Si Caroline Courtois Schirmer assure qu’aujourd’hui, les idées préconçues concernant la formation offerte à l’UQAM appartiennent plutôt à l’histoire ancienne, elle sait pourquoi elles sont nées. «Il n’y avait pas d’auditions pour entrer en jeu à l’UQAM et tous ceux qui voulaient faire du théâtre étaient admissibles, explique la finissante. C’était de grosses cohortes et le programme n’était pas reconnu.» Contrairement aux autres écoles de théâtre, la formation uqamienne est offerte dans un cadre universitaire. La directrice des programmes de premier cycle à l’École supérieure de théâtre, Carole Marceau, n’observe pas non plus de discrimination entre les écoles. «Ailleurs, le nombre d’étudiants admis se situe autour de 12 personnes. À l’UQAM, on en accepte 20 pour la simple et bonne raison qu’il ne serait pas rentable pour l’Université d’ouvrir un programme pour uniquement dix étudiants», indique-t-elle. C’est pour appliquer le règlement 5 concernant les études de premier cycle de l’UQAM que l’École supérieure de théâtre n’a pas le droit d’élaguer certains étudiants du programme.

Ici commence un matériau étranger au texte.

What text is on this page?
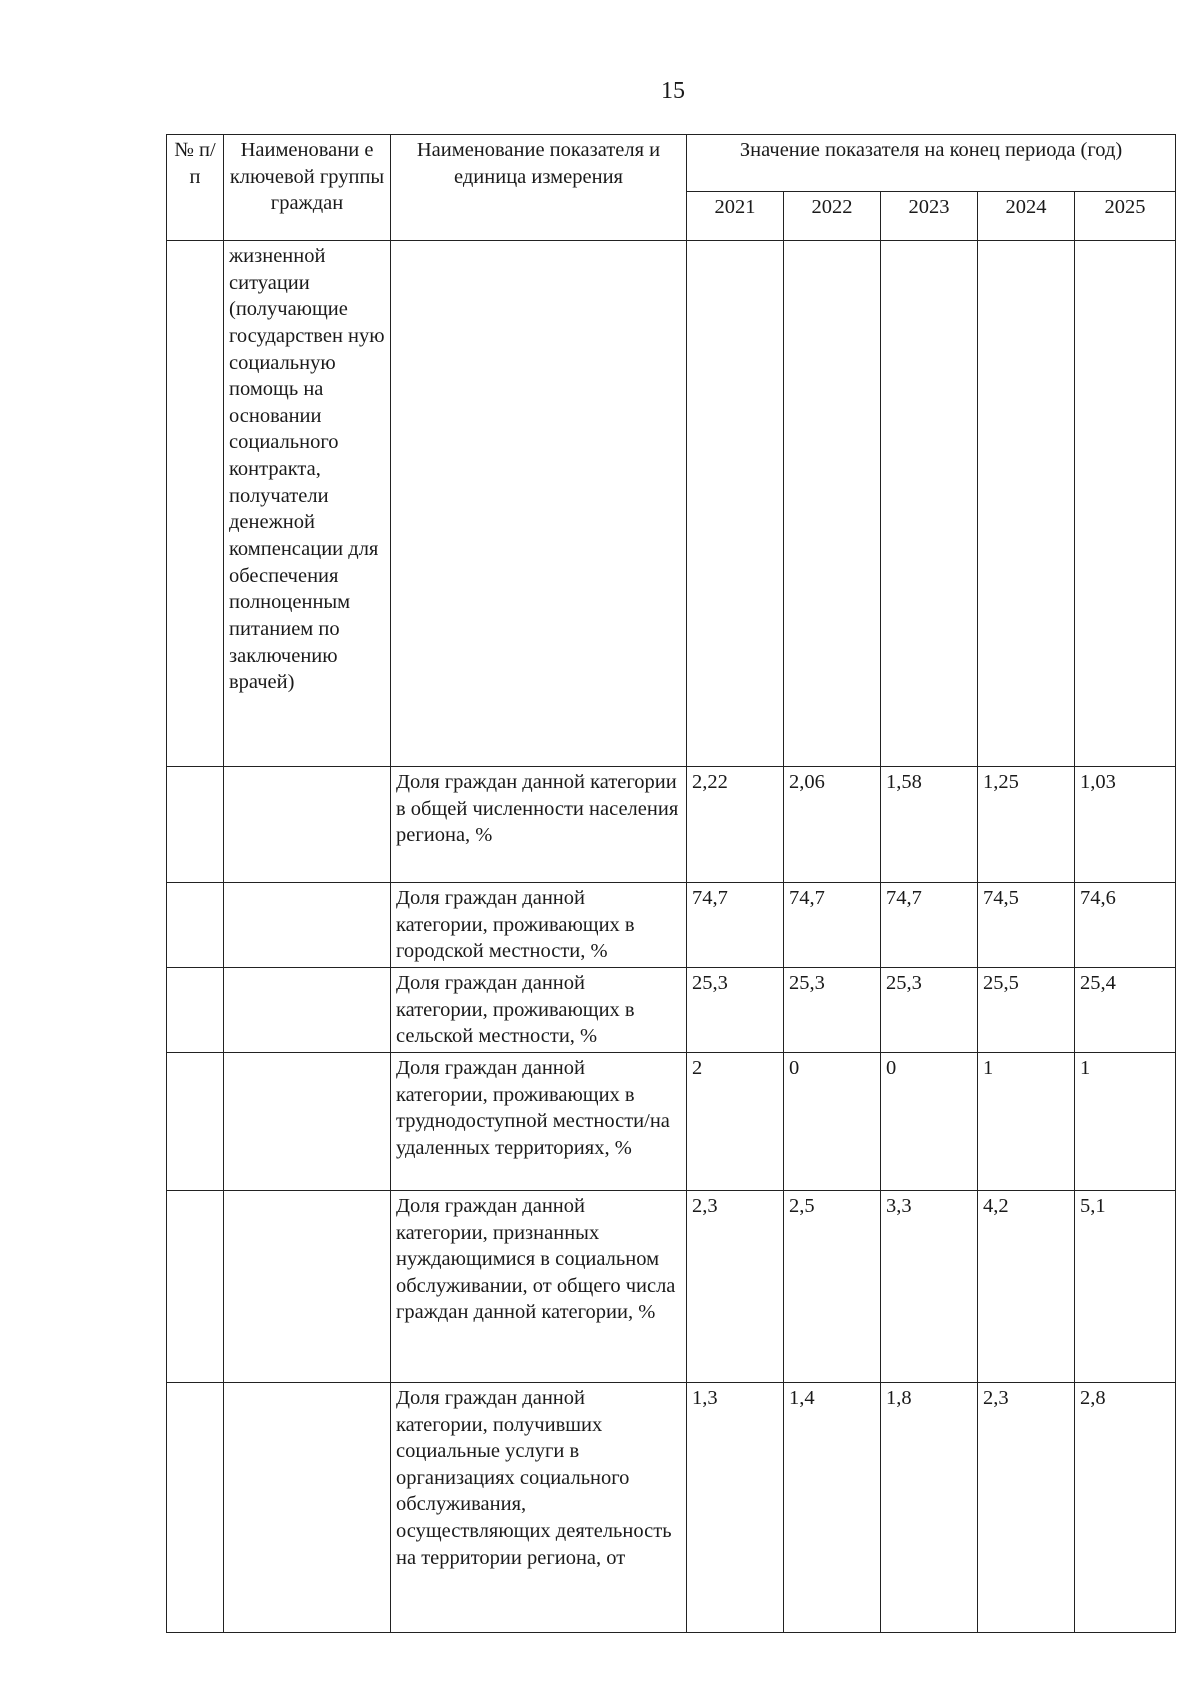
15
№ п/п	Наименовани е ключевой группы граждан	Наименование показателя и единица измерения	Значение показателя на конец периода (год)				
			2021	2022	2023	2024	2025
	жизненной ситуации (получающие государствен ную социальную помощь на основании социального контракта, получатели денежной компенсации для обеспечения полноценным питанием по заключению врачей)						
		Доля граждан данной категории в общей численности населения региона, %	2,22	2,06	1,58	1,25	1,03
		Доля граждан данной категории, проживающих в городской местности, %	74,7	74,7	74,7	74,5	74,6
		Доля граждан данной категории, проживающих в сельской местности, %	25,3	25,3	25,3	25,5	25,4
		Доля граждан данной категории, проживающих в труднодоступной местности/на удаленных территориях, %	2	0	0	1	1
		Доля граждан данной категории, признанных нуждающимися в социальном обслуживании, от общего числа граждан данной категории, %	2,3	2,5	3,3	4,2	5,1
		Доля граждан данной категории, получивших социальные услуги в организациях социального обслуживания, осуществляющих деятельность на территории региона, от	1,3	1,4	1,8	2,3	2,8
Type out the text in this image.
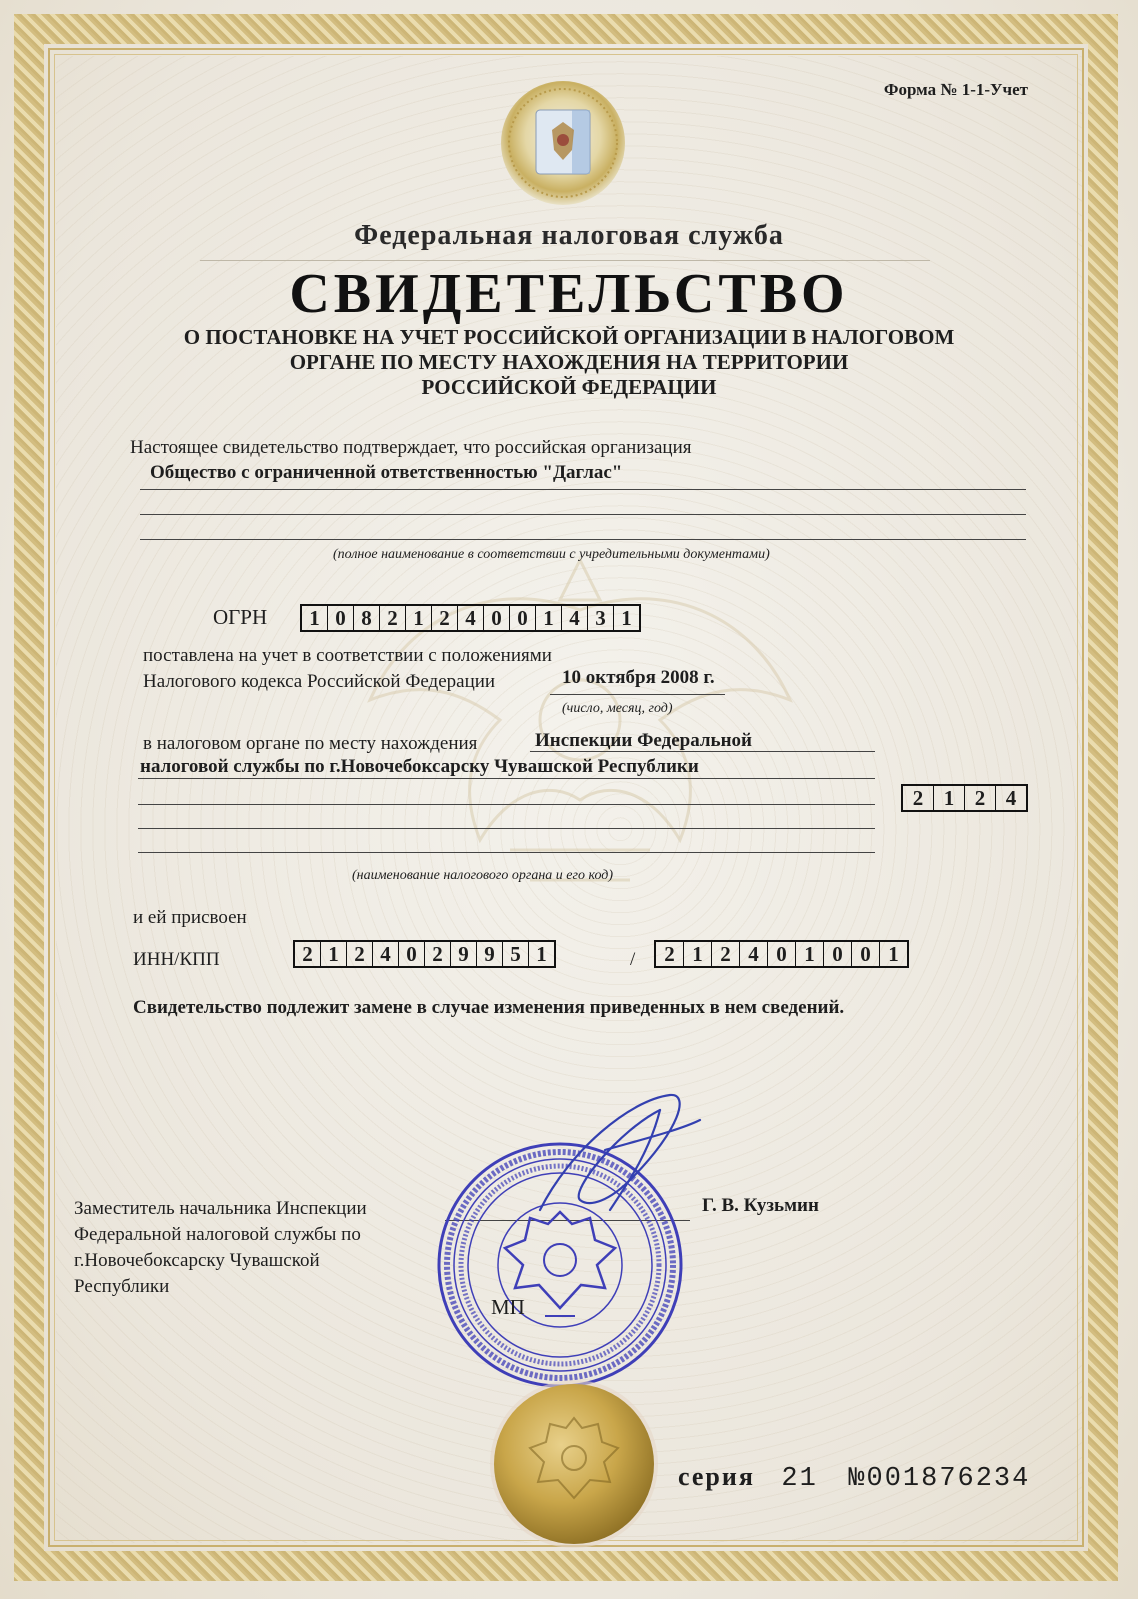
Форма № 1-1-Учет
Федеральная налоговая служба
СВИДЕТЕЛЬСТВО
О ПОСТАНОВКЕ НА УЧЕТ РОССИЙСКОЙ ОРГАНИЗАЦИИ В НАЛОГОВОМ
ОРГАНЕ ПО МЕСТУ НАХОЖДЕНИЯ НА ТЕРРИТОРИИ
РОССИЙСКОЙ ФЕДЕРАЦИИ
Настоящее свидетельство подтверждает, что российская организация
Общество с ограниченной ответственностью "Даглас"
(полное наименование в соответствии с учредительными документами)
ОГРН	1 0 8 2 1 2 4 0 0 1 4 3 1
поставлена на учет в соответствии с положениями
Налогового кодекса Российской Федерации	10 октября 2008 г.
(число, месяц, год)
в налоговом органе по месту нахождения	Инспекции Федеральной
налоговой службы по г.Новочебоксарску Чувашской Республики
2 1 2 4
(наименование налогового органа и его код)
и ей присвоен
ИНН/КПП	2 1 2 4 0 2 9 9 5 1	/	2 1 2 4 0 1 0 0 1
Свидетельство подлежит замене в случае изменения приведенных в нем сведений.
Заместитель начальника Инспекции Федеральной налоговой службы по г.Новочебоксарску Чувашской Республики
Г. В. Кузьмин
МП
серия 21 №001876234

Pour Caroline Courtois Schirmer, le programme de théâtre est ce qu’il est aujourd’hui grâce au travail de la professeure Martine Beaulne. Depuis 10 ans, la femme de théâtre veut redonner ses lettres de noblesse au milieu théâtral uqamien. «On a trouvé la bonne progression d’enseignement par essais et erreurs depuis 1994, mais ça a pris du temps», admet la professeure. Elle est consciente des préjugés à l’égard de l’École, mais prétend que ces derniers tendent à tomber. «Ceux qui persistent à avoir une mauvaise image de l’UQAM sont tout simplement jaloux. L’Université fait maintenant bonne figure, notamment aux auditions générales du Quat’sous et tout le monde demande quand passent nos étudiants», poursuit Martine Beaulne qui n’éprouve aucune gêne à dire qu’elle enseigne à l’Université.

Afin d’éviter que des situations comme celle qu’Anne Casabonne a vécu se reproduisent, le Quat’sous a changé la façon de présenter les étudiants en mélangeant toutes les cohortes plutôt que de les forcer à se produire en bloc d’écoles. La comédienne n’est pas dupe et considère que malgré ces bonnes intentions, le préjugé persiste. «Même si les étudiants sont dispersés et que les finissants de l’UQAM sont plus vus que dans mon temps, ça reste un moyen manipulateur de faire croire que les préjugés sont tombés», ajoute l’actrice. Elle continue à penser que les producteurs regardent un étudiant sur la scène du Quat’sous non pas par intérêt, mais parce qu’ils y sont obligés. «Dans le fond, croit Anne Casabonne, les cours de théâtre ne servent à rien.»